What muscle imbalance might result from continued use of treadmills in training?
- This is truly individual and depends on numerous factors, from the individual’s technique and previous injuries to training speed and brand of treadmill.
- Thus, in order to prevent muscle imbalance, as alluded to above, variety is the key. Either alternate training surfaces or cardio machines. If only treadmill training is available, alter the training methodology on the treadmill (Interval, Fartlek and Long Slow Distance, Inclines, Speed etc).
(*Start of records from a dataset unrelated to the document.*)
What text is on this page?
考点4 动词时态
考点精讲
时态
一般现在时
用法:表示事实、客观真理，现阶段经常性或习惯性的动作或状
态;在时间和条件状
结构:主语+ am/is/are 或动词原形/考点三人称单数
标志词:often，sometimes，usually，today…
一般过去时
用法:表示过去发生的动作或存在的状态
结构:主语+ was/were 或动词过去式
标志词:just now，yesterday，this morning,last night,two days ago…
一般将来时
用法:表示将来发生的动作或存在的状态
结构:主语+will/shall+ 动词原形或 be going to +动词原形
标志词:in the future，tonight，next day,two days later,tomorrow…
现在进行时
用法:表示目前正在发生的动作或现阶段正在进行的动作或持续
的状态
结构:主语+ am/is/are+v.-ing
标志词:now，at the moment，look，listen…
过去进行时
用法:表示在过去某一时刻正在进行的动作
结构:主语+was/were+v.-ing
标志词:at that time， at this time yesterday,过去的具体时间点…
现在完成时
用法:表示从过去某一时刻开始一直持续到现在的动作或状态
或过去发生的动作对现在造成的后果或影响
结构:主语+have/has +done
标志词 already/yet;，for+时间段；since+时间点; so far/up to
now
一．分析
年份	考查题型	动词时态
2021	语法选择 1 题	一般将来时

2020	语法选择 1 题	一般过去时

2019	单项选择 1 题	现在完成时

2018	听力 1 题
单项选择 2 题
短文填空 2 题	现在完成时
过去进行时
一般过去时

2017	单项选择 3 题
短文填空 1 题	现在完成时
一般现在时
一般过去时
- Belt lag. When the foot strikes the treadmill belt, the force through the limb is transferred to the belt, which is travelling in the opposite direction. This impact force causes the belt to stop momentarily (even reverse direction slightly) before belt speed is reinforced by the motor. The amount of belt lag varies with the power of the motor, looseness of the belt, belt speed and weight of the individual. The effect on the body is yet to be scientifically studied; however, the sharp, reverse-direction acceleration, for a high repetitive duration, may not be complimentary to the body.
- Vibration. The smaller and lighter the treadmill, the more the vibration (especially at the higher speeds). This can be clearly felt when running on a cheaper domestic treadmill compared to a more expensive industrial treadmill. I have found no research regarding a treadmill specific effect; however, whole body vibration (albeit over a long period, like truck driving) has been linked to lower back problems.
- Cleaning agents used/old belts. Cleaning agents (I have seen belts cleaned with furniture polish) or old tread-worn belts may cause the belts to become slippery.